The notebook takes some time to run, because of the facet_wrap by country, so if you don’t want to re-run code, just read the html!
library(tidyverse)
library(naniar)
# variables of interest:
vars = c('vdem_edcomp_thick', 'vdem_partip', 'vdem_corr', 'vdem_egal', 'fh_cl', 'fh_pr')
# data set:
ts <- readRDS("../../../Data/Data for Modelling/LEGTER_ts.rds")
# select only columns of interest:
ts <- ts %>%
select(year,
consolidated_country,
one_of(vars)
)
# glimpse(ts)
ts
It seems that, by just quickly looking at the data, the Varieties of Democracy (V-Dem) variables have a higher granularity and vary over the years, whereas the Freedom of House (fh) vary less over the years.
Let’s see if we have many NAs, and how they are distributued.
We have all years and countries and we miss a few combinations for the V-Dem and FH variables.
# tmp <- na.omit(ts)
vis_miss(ts)
Which countries are missing data? First we can explore all observations with missing values:
ts[!complete.cases(ts), ]
NA
And those are the countries with missing values. We have a few large countries in there (France, Pakistan, Malaysia, …).
==> TO DO: check if correct that no V-Dem and FH data for France and Pakistan
ts[!complete.cases(ts), ]$consolidated_country %>% unique()
[1] Bahamas Bahrain Belize
[4] Congo Republic Cyprus Ethiopia
[7] France Hong Kong Malaysia
[10] North Macedonia Pakistan Slovak Republic
[13] St.
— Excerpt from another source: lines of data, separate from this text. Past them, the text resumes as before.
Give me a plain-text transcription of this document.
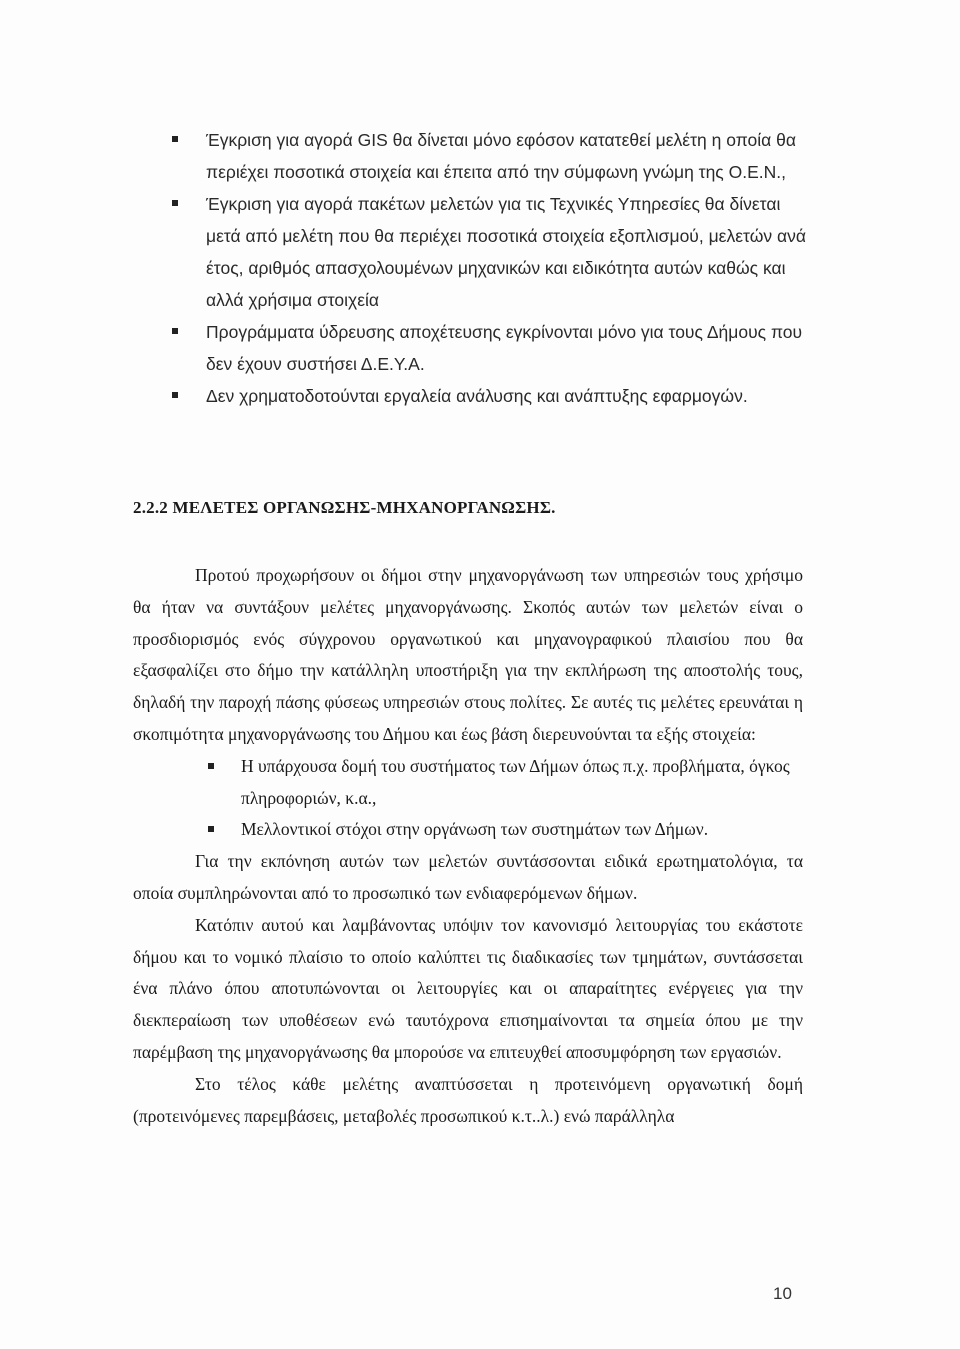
Έγκριση για αγορά GIS θα δίνεται μόνο εφόσον κατατεθεί μελέτη η οποία θα περιέχει ποσοτικά στοιχεία και έπειτα από την σύμφωνη γνώμη της Ο.Ε.Ν.,
Έγκριση για αγορά πακέτων μελετών για τις Τεχνικές Υπηρεσίες θα δίνεται μετά από μελέτη που θα περιέχει ποσοτικά στοιχεία εξοπλισμού, μελετών ανά έτος, αριθμός απασχολουμένων μηχανικών και ειδικότητα αυτών καθώς και αλλά χρήσιμα στοιχεία
Προγράμματα ύδρευσης αποχέτευσης εγκρίνονται μόνο για τους Δήμους που δεν έχουν συστήσει Δ.Ε.Υ.Α.
Δεν χρηματοδοτούνται εργαλεία ανάλυσης και ανάπτυξης εφαρμογών.
2.2.2 ΜΕΛΕΤΕΣ ΟΡΓΑΝΩΣΗΣ-ΜΗΧΑΝΟΡΓΑΝΩΣΗΣ.

Προτού προχωρήσουν οι δήμοι στην μηχανοργάνωση των υπηρεσιών τους χρήσιμο θα ήταν να συντάξουν μελέτες μηχανοργάνωσης. Σκοπός αυτών των μελετών είναι ο προσδιορισμός ενός σύγχρονου οργανωτικού και μηχανογραφικού πλαισίου που θα εξασφαλίζει στο δήμο την κατάλληλη υποστήριξη για την εκπλήρωση της αποστολής τους, δηλαδή την παροχή πάσης φύσεως υπηρεσιών στους πολίτες. Σε αυτές τις μελέτες ερευνάται η σκοπιμότητα μηχανοργάνωσης του Δήμου και έως βάση διερευνούνται τα εξής στοιχεία:

Η υπάρχουσα δομή του συστήματος των Δήμων όπως π.χ. προβλήματα, όγκος πληροφοριών, κ.α.,
Μελλοντικοί στόχοι στην οργάνωση των συστημάτων των Δήμων.

Για την εκπόνηση αυτών των μελετών συντάσσονται ειδικά ερωτηματολόγια, τα οποία συμπληρώνονται από το προσωπικό των ενδιαφερόμενων δήμων.

Κατόπιν αυτού και λαμβάνοντας υπόψιν τον κανονισμό λειτουργίας του εκάστοτε δήμου και το νομικό πλαίσιο το οποίο καλύπτει τις διαδικασίες των τμημάτων, συντάσσεται ένα πλάνο όπου αποτυπώνονται οι λειτουργίες και οι απαραίτητες ενέργειες για την διεκπεραίωση των υποθέσεων ενώ ταυτόχρονα επισημαίνονται τα σημεία όπου με την παρέμβαση της μηχανοργάνωσης θα μπορούσε να επιτευχθεί αποσυμφόρηση των εργασιών.

Στο τέλος κάθε μελέτης αναπτύσσεται η προτεινόμενη οργανωτική δομή (προτεινόμενες παρεμβάσεις, μεταβολές προσωπικού κ.τ..λ.) ενώ παράλληλα

10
Lucia Swaziland West Bank and Gaza Strip
[16] Western Sahara Yugoslavia
241 Levels: Afghanistan Albania Algeria American Samoa Andorra Angola ... Zimbabwe
Looking at the distribution of the variables of interest:
ts %>%
select(fh_cl, fh_pr) %>%
gather() %>%
ggplot(aes(value)) +
facet_wrap(~ key, scales = "free") +
geom_histogram(stat = "count") +
theme_minimal() +
ggtitle("Distributions for Freedom's House Index variables")
Ignoring unknown parameters: binwidth, bins, pad
ts %>%
select(vdem_edcomp_thick, vdem_partip, vdem_corr, vdem_egal) %>%
gather() %>%
ggplot(aes(value)) +
facet_wrap(~ key, scales = "free") +
geom_histogram(stat = "bin", bins = 20) +
theme_minimal() +
ggtitle("Distributions for V-Dem's variables, 20 bins")
ts %>%
select(vdem_edcomp_thick, vdem_partip, vdem_corr, vdem_egal) %>%
gather() %>%
ggplot(aes(value)) +
facet_wrap(~ key, scales = "free") +
geom_density() +
theme_minimal() +
ggtitle("Distributions for V-Dem's variables, density")
We want to look at the variability over time of the variables.
ts %>%
ggplot(aes(x=year, y=vdem_edcomp_thick)) +
geom_line() +
theme_minimal() +
theme(legend.position = "none") +
ggtitle("vdem_edcomp_thick: trends by country") +
facet_wrap(~ consolidated_country)
ts %>%
ggplot(aes(x=year, y=vdem_partip)) +
geom_line() +
theme_minimal() +
theme(legend.position = "none") +
ggtitle("vdem_partip: trends by country") +
facet_wrap(~ consolidated_country)
ts %>%
ggplot(aes(x=year, y=vdem_corr)) +
geom_line() +
theme_minimal() +
theme(legend.position = "none") +
ggtitle("vdem_corr: trends by country") +
facet_wrap(~ consolidated_country)
ts %>%
ggplot(aes(x=year, y=vdem_egal)) +
geom_line() +
theme_minimal() +
theme(legend.position = "none") +
ggtitle("vdem_egal: trends by country") +
facet_wrap(~ consolidated_country)
ts %>%
ggplot(aes(x=year, y=fh_cl)) +
geom_line() +
theme_minimal() +
theme(legend.position = "none") +
ggtitle("fh_cl: trends by country") +
facet_wrap(~ consolidated_country)
ts %>%
ggplot(aes(x=year, y=fh_pr)) +
geom_line() +
theme_minimal() +
theme(legend.position = "none") +
ggtitle("fh_pr: trends by country") +
facet_wrap(~ consolidated_country)